December 24, 2015 | Category: Nursing Home Neglect/Abuse | Share

Arbitration clauses have become routine in nursing home admissions paperwork. Often, people enter nursing homes under stressful circumstances. The individual who enters the home or his or her family members may not take the time to read every word of every piece of paper they sign.

As a result, the nursing home resident or his loved ones could end up signing away important legal rights, including the right to file a nursing home abuse lawsuit.  Ft Myers personal injury attorneys like Randall Spivey help victims of nursing home abuse and neglect to use the legal system to seek compensation; but without the ability to sue, the rights of a victim of abuse are significantly curtailed. 

Fortunately, the federal government is considering steps to rectify problems with nursing home arbitration clauses. While many believe government proposals to address arbitration clauses are not enough, at least a federal law would be a step in the right direction towards protecting the most vulnerable.

New Legislation Could Help Nursing Home Abuse & Neglect Victims

Proposed federal legislation aims to make sure that people do not sign arbitration agreements upon entry into a nursing home without actually understanding what they are signing.  If the legislation becomes law, nursing homes would be required to explain arbitration agreements so residents and their families actually make a conscious choice about whether to sign. The law would also make sure that there is actually a choice because it would prohibit nursing homes from making the signing of an arbitration agreement a condition of admission.

Arbitration agreements can infringe upon the rights of patients not only because they prevent court action, but because some agreements create a system whereby victims lose a portion of their recovered funds. NPR, for example, reported on one case in which a family member of a neglect victim was forced to split a $60,750 arbitration bill with the nursing home after winning her claim. 

By the time the arbitration costs and other expenses were paid, the woman ended up with less than $20,000 in compensation from the nursing home facility that caused her husband to lose 20 pounds, go into a coma and pass away.  The woman in this case had not realized what she was agreeing to when she signed paperwork containing an arbitration clause when she checked her husband into the home.

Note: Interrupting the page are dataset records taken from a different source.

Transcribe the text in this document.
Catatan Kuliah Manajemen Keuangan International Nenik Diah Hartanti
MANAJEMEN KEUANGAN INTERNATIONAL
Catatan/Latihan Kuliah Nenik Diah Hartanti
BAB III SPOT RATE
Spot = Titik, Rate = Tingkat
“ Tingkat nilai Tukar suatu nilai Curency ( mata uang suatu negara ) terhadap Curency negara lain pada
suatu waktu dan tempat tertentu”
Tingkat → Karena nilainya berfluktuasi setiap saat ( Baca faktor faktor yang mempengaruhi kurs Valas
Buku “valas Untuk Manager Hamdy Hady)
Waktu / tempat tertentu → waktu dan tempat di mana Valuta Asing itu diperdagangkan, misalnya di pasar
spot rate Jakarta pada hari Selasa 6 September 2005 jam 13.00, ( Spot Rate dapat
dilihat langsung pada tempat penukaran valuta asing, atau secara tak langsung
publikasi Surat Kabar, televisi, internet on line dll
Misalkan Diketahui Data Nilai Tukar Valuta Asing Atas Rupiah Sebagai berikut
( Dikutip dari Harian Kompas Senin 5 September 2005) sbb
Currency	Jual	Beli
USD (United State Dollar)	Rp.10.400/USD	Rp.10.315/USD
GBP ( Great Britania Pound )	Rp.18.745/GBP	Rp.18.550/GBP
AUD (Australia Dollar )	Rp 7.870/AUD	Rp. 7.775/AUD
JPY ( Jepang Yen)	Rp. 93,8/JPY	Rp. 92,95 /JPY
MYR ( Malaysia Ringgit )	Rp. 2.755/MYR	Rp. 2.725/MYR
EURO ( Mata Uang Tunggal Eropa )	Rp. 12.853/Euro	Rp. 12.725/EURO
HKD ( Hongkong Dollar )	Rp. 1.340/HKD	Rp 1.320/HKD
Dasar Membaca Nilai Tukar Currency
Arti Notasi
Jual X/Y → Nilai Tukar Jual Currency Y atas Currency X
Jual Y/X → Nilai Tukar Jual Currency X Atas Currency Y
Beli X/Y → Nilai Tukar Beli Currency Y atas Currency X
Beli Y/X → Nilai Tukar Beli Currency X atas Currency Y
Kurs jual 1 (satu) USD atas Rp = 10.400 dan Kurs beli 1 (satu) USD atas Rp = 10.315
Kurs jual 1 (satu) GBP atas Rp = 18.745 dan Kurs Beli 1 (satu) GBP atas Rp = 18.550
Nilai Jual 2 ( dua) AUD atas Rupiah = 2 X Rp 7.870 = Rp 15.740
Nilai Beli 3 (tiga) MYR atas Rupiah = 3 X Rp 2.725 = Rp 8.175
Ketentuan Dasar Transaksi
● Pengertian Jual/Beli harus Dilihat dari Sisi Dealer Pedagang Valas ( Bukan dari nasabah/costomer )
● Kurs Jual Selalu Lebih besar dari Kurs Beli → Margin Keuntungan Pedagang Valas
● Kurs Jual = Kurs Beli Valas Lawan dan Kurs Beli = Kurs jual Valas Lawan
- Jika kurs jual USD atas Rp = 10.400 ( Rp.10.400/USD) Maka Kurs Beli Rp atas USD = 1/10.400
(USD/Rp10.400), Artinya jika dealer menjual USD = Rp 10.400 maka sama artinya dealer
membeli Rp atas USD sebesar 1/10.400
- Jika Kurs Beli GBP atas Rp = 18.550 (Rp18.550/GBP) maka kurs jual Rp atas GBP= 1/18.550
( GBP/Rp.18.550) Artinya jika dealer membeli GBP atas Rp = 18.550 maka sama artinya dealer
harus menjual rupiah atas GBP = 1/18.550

Requiring nursing homes to provide an explanation of arbitration clauses is a positive step towards preventing people from giving up their rights without knowing they are doing so; however, more than 50 consumer organizations, along with 34 U.S. Senators and 15 attorneys general from throughout the country, believe that the federal government should go further and ban the inclusion of arbitration agreements in nursing home admission paperwork. 

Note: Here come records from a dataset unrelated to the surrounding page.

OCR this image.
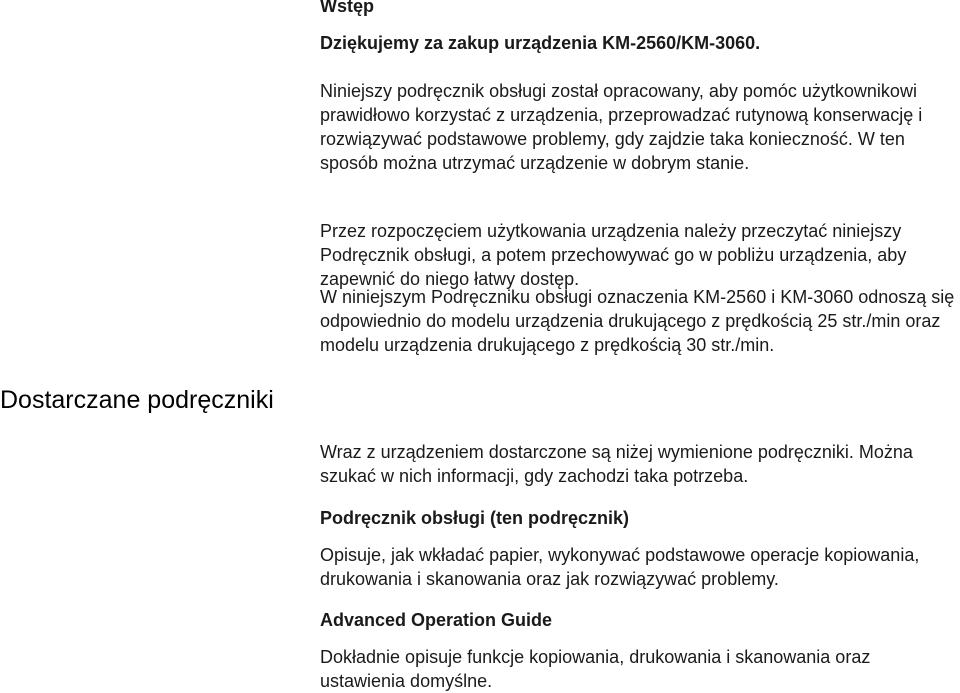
Wstęp

Dziękujemy za zakup urządzenia KM-2560/KM-3060.

Niniejszy podręcznik obsługi został opracowany, aby pomóc użytkownikowi prawidłowo korzystać z urządzenia, przeprowadzać rutynową konserwację i rozwiązywać podstawowe problemy, gdy zajdzie taka konieczność. W ten sposób można utrzymać urządzenie w dobrym stanie.

Przez rozpoczęciem użytkowania urządzenia należy przeczytać niniejszy Podręcznik obsługi, a potem przechowywać go w pobliżu urządzenia, aby zapewnić do niego łatwy dostęp.

W niniejszym Podręczniku obsługi oznaczenia KM-2560 i KM-3060 odnoszą się odpowiednio do modelu urządzenia drukującego z prędkością 25 str./min oraz modelu urządzenia drukującego z prędkością 30 str./min.

Dostarczane podręczniki

Wraz z urządzeniem dostarczone są niżej wymienione podręczniki. Można szukać w nich informacji, gdy zachodzi taka potrzeba.

Podręcznik obsługi (ten podręcznik)

Opisuje, jak wkładać papier, wykonywać podstawowe operacje kopiowania, drukowania i skanowania oraz jak rozwiązywać problemy.

Advanced Operation Guide

Dokładnie opisuje funkcje kopiowania, drukowania i skanowania oraz ustawienia domyślne.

While arbitration agreements curtail the options available to victims and their families, victims still can move forward with claims.  However, a civil lawsuit is often a far better option. We believe that everything possible should be done to ensure that the victims of nursing home abuse or neglect have their day in court. The Spivey Law Firm, Personal Injury Attorneys, P.A. is prepared to be right there with the victims, fighting for full and fair compensation.